An optimized Dynamic Load Balancing method for parallel 3-D mesh refinement for finite element electromagnetics with Tetrahedra

A new Dynamic Load Balancing (DLB) method for automatic performance tuning in parallel, adaptive, 3-D mesh refinement is developed based on study of characteristics of Finite Element Method (FEM) on electromagnetics with tetrahedra. On the top of existing DLB algorithms, the new design optimized the task pool location of each processing element (PE) and the initial data assignments in multiprocessor parallel architecture.
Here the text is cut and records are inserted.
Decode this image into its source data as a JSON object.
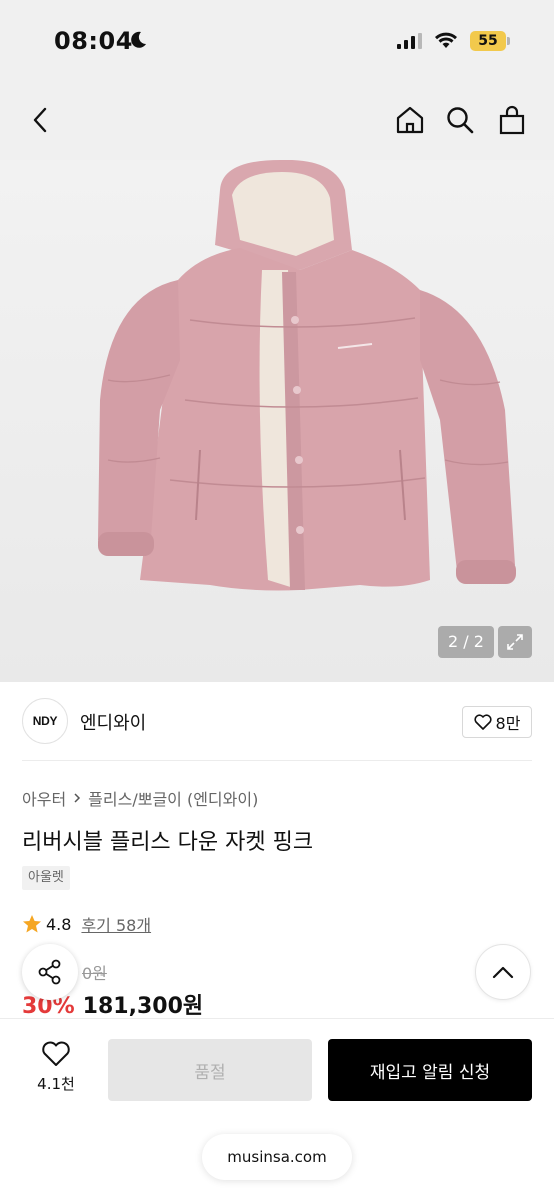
{
  "status_bar": {
    "time": "08:04",
    "battery": "55"
  },
  "header": {
    "icons": [
      "back-icon",
      "home-icon",
      "search-icon",
      "cart-icon"
    ]
  },
  "gallery": {
    "counter": "2 / 2"
  },
  "brand": {
    "logo_text": "NDY",
    "name": "엔디와이",
    "like_count": "8만"
  },
  "breadcrumb": {
    "items": [
      "아우터",
      "플리스/뽀글이 (엔디와이)"
    ]
  },
  "product": {
    "title": "리버시블 플리스 다운 자켓 핑크",
    "tag": "아울렛",
    "rating": "4.8",
    "review_label": "후기 58개",
    "original_price_partial": "0원",
    "discount": "30%",
    "sale_price": "181,300원"
  },
  "bottom_bar": {
    "wish_count": "4.1천",
    "soldout_label": "품절",
    "restock_label": "재입고 알림 신청"
  },
  "browser": {
    "url": "musinsa.com"
  },
  "colors": {
    "accent_red": "#e43a3a",
    "star": "#f5a623",
    "jacket": "#d9a5ad"
  }
}
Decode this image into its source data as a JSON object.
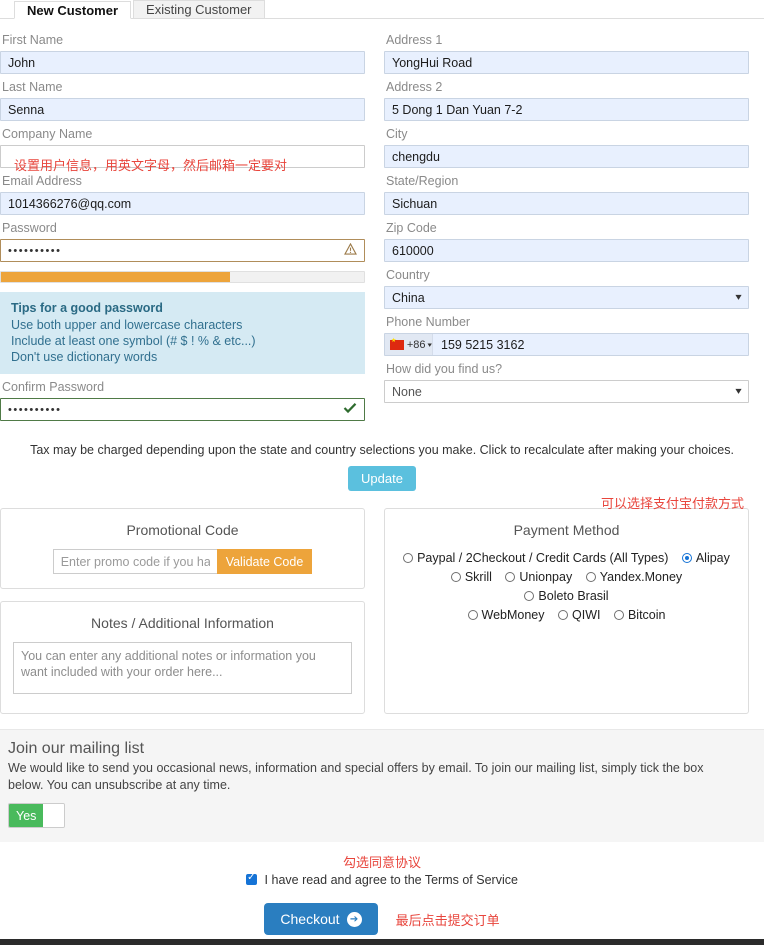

To accomplish our method, we investigate it by applying the algorithm in implementations of parallel 3-D Hierarchical Tetrahedra and Octahedra (HTO) mesh refinement. By comparing the benchmark results derived from the performance measures of the new method with the performance results from other two existing DLB algorithms running the same HTO example geometric mesh refinement model and on the same parallel architecture, the benefits of the new method for achieving high performance parallel mesh refinement are demonstrated.